Torture is a very direct route from human rights, which is to say, restricted power, to unleashed power. We see a movement here backwards from ideals that were at the root of this country's founding during the enlightenment: the restriction of government power and the conviction that human beings had certain inherent rights, one of which was the freedom from cruel and inhuman treatment. Under this way of looking at the matter, those enlightenment ideals embodied in the Declaration of Independence and the Constitution, which were given to Americans, were extended through the Geneva Conventions, through the Convention against Torture, to all people -- and the administration, in pushing extreme interrogation, in going from a secret abuse of power to a public one…

TE: Wasn't it really less an abuse of power than a proclamation of power?

Danner: Exactly. In what I've started to call Bush's state of exception, we've now reached the second stage. Many of these steps, including extreme interrogation, eavesdropping, arresting aliens -- one could go down a list -- were taken in relative or complete secrecy. Gradually, they have come into the light, becoming matters of political disputation; and, insofar as the administration's political antagonists have failed to overturn them, they have also become matters of accepted practice, which is where I think we are now. As we sit here, we are approaching the two-year anniversary of the publication of the Abu Ghraib photographs. It would have been the very unusual observer, on seeing those photographs in April 2004, who would have predicted two years later that extreme interrogation would, in effect, have become accepted within the CIA. And though the Senate passed an amendment that forbade it, the President replied with a signing statement that essentially reserved his right to violate that amendment according to his supposed powers as commander-in-chief.

In effect, the President claims to believe that his wartime powers give him carte blanche to break the law in any sphere where he decides national security is involved. An added element is the elevation of Samuel Alito to the Supreme Court. The only countervailing power we've seen since 9/11 really lay in the June 2004 Supreme Court detention decisions. In one of them, Justice O'Connor declared that the President's power in wartime was not a blank check. Now, she's been replaced by an admitted believer in a "unitary executive." It was Alito when he was at the Justice Department who strongly pushed the strategy of presidential signing statements as a way to mitigate congressional assertions of power.

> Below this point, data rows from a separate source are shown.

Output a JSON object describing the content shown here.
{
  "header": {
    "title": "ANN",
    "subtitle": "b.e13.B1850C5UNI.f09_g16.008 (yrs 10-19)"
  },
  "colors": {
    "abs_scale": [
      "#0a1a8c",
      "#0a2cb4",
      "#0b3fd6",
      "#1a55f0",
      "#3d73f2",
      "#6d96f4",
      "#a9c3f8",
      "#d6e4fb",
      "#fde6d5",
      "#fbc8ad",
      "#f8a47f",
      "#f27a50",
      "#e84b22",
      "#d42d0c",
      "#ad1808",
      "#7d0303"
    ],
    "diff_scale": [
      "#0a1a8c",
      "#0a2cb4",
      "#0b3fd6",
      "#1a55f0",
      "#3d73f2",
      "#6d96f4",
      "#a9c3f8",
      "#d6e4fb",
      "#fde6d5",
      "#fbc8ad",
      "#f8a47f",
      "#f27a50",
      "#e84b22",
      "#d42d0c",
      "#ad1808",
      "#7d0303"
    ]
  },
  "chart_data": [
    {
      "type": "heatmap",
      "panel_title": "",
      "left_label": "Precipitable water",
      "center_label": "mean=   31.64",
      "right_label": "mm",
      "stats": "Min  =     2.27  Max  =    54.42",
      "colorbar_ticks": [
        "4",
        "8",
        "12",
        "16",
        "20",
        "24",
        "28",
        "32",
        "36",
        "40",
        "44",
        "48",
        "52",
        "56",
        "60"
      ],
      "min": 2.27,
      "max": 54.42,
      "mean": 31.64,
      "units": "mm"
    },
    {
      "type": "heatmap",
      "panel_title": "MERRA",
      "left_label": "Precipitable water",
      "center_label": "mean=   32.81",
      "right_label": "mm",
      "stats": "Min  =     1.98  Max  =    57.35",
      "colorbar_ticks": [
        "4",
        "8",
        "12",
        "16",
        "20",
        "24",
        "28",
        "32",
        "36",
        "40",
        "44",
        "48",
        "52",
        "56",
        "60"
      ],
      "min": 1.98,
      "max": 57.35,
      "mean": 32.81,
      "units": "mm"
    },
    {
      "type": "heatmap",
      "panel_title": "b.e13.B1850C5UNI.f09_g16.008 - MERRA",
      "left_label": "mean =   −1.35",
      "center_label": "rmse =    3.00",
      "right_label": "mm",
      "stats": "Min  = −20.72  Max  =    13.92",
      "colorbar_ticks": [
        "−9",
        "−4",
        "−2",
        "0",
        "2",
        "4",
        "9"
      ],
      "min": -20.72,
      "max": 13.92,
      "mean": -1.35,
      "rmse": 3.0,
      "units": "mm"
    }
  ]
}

TE: Weren't you struck by the fact that, of all the things top Bush officials did, their urge toward torture, toward taking the gloves off, was first and fastest? It was an impulse at the top.

Danner: I think that's an interesting way to put it, an impulse at the top. The President and the Vice President have said that, after 9/11, they asked the national security and law enforcement bureaucracies to come to them with proposals. What should the U.S. do? Look, it's time to take the gloves off and every one of you has to show me the way to do it. General [Michael] Hayden said in an interview just the other night that, with the NSA eavesdropping program, he was responding to a request from the White House.

TE: Wasn't it Rumsfeld, when they were "interviewing" John Walker Lindh, the American Taliban, in Afghanistan, who actually told the interrogators to take the gloves off?

Danner: According to a Newsweek report, Rumsfeld had someone essentially telephone the interrogators: Do what you have to do. Go as far as you have to go.